Snow had melted into gray rivers that braided along the curb, and the Wendy's sign was blinking like a dying star—WEN—D—YS—stuttering in the cold. I remember thinking how sad it looked, how the universe should retire signs the way it retires jersey numbers. That was my last thought before the headlights carved a screaming arc across the asphalt.

Impact was a fast, bright thing—sound turned inside out. My phone skittered beneath a nearby pickup. My body did not so much fall as fail. Pain came in concentric circles, louder at the edges, quiet at the center. Somewhere, somebody yelled to call 911. Somewhere, a horn kept honking because the driver's skull had face-planted his steering wheel.

I blinked. The world smudged.

Not a bad final night for a twenty-something nerd, I decided. I'd spent it arguing on a forum that the elevator scene in Winter Soldier was peak choreography and that Steve's "Before we get started…" was cinema. I could rewatch the freeway fight until the audio desynced. I'd told myself stories about what I'd do if I had genius like Stark or hands like Rogers.

The snow above me blurred into a clean, white sky.

And then the sky said, "Whew. Messy exit. You want the good news or the bad news, Jamie?"

[February 14, 2014 – 9:33 P.M. | Between Things]

White room. Not bright, not sterile—just white the way a blank page feels before you write the first word. I was upright without having stood. My body felt like an answer that had let go of its question.

Across from me, The Rob lounged in a lawn chair that hadn't existed a blink ago.
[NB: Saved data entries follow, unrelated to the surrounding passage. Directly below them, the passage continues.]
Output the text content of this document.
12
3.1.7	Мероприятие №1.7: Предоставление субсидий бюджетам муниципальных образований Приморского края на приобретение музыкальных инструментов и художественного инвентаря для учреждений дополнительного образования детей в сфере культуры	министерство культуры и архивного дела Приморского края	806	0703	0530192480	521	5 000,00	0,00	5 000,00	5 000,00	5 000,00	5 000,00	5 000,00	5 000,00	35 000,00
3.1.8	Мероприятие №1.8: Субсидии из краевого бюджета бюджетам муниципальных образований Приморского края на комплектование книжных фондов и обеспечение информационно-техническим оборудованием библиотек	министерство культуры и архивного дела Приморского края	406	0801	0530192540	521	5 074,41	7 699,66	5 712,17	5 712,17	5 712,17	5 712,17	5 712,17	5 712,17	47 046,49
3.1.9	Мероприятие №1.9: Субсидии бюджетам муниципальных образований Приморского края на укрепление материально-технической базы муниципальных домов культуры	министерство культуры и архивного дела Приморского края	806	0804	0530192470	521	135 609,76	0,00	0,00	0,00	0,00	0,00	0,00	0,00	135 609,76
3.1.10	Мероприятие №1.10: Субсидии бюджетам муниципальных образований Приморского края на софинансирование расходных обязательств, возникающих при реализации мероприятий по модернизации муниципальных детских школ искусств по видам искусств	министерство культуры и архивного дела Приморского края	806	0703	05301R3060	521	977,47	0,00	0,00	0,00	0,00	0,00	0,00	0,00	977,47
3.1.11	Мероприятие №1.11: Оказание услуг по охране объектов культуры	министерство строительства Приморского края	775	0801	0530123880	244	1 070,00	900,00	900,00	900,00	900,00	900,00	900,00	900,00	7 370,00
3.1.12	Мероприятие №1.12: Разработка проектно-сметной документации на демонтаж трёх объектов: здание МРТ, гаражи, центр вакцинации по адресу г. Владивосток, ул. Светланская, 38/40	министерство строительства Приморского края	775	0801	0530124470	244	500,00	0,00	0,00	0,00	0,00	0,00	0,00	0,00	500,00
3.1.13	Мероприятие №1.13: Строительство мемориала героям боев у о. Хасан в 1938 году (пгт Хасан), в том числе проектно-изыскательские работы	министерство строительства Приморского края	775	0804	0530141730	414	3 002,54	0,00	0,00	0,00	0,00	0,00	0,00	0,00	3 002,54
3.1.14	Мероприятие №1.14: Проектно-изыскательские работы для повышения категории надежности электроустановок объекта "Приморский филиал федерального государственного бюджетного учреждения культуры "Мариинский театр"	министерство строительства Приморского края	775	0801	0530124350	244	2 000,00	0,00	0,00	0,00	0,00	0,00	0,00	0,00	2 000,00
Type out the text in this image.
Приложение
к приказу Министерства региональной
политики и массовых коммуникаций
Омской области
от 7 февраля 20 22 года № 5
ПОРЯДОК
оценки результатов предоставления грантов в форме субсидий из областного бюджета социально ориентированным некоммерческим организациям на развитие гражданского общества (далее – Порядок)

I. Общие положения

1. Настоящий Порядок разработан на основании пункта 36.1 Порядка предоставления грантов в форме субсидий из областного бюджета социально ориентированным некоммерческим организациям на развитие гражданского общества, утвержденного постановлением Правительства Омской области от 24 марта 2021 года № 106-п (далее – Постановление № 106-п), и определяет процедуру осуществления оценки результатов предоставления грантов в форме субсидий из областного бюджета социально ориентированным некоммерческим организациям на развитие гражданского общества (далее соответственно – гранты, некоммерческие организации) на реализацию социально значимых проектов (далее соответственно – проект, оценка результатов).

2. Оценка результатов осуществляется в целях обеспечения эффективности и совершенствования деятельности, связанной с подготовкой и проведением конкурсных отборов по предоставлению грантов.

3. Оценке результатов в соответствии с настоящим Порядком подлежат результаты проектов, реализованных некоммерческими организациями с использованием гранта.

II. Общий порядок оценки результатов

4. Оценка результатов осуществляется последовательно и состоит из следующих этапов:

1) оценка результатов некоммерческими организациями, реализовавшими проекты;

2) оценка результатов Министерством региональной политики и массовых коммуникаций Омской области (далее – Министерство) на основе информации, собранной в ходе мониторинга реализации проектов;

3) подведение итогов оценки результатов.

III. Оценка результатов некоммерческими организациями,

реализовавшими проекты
Hawaiian shirt. Flip-flops. A drink with a tiny umbrella and, for some reason, a curly straw that kept moving in a Mobius loop even when he wasn't sipping. He looked like the concept of vacation had learned sarcasm.

"The bad news," I said, because that's how conversations with cosmic beings work in fanfics. You give them beats; they give you tropes.

"You're extremely dead," The Rob said, wincing with sympathy that felt practiced but kind. "Also: technically your body did the world's most accurate impression of a tossed ragdoll. Ten out of ten on physics. Six out of ten on grace."

"And the good news?"

"You're extremely not done." He swirled his drink. The umbrella spun like a tiny galaxy. "Reincarnation package. Pick-two special. Limited time offer because your variant resonance pinged a narrative seam I've been meaning to stitch."

"Pick-two." My voice sounded like mine. It also felt like it had never done anything as simple as speech before. "Like a drive-thru menu?"

"I like a man who meets omnipotence with deadpan." He wagged a flip-flop. "Yes, two wishes. There are guardrails because some toys blow up universes if you hand them to toddlers. You are, no offense, a toddler."

"None taken." I studied him. "Are you… a person?"

"I'm The Rob," he said, as if that clarified anything. "I am the custodian of creative messes. I sweep crumbs from canon and make sure they become cookies in the right kitchens."

"You're a cosmic janitor."

He considered it. "I'm a cosmic janitor with tenure."

"Okay, Rob. Two wishes." My brain lined up possibilities like cereal boxes. "I want intelligence beyond Reed Richards."

"Spicy starter." He waggled an eyebrow. "Reed is the unfair exam answer key written on a fourth-dimensional napkin. 'Beyond Reed' means you'll see edges he doesn't, but remember: intelligence is a spotlight. Aim it carelessly and you blind yourself."

"I'll take the risk." I breathed in. No lungs. The idea of breath doing the work of breath. "Second wish: the powers of all aliens in the Omnitrix… in my base form."

He whistled, low and theatrical. "Ambitious. And no."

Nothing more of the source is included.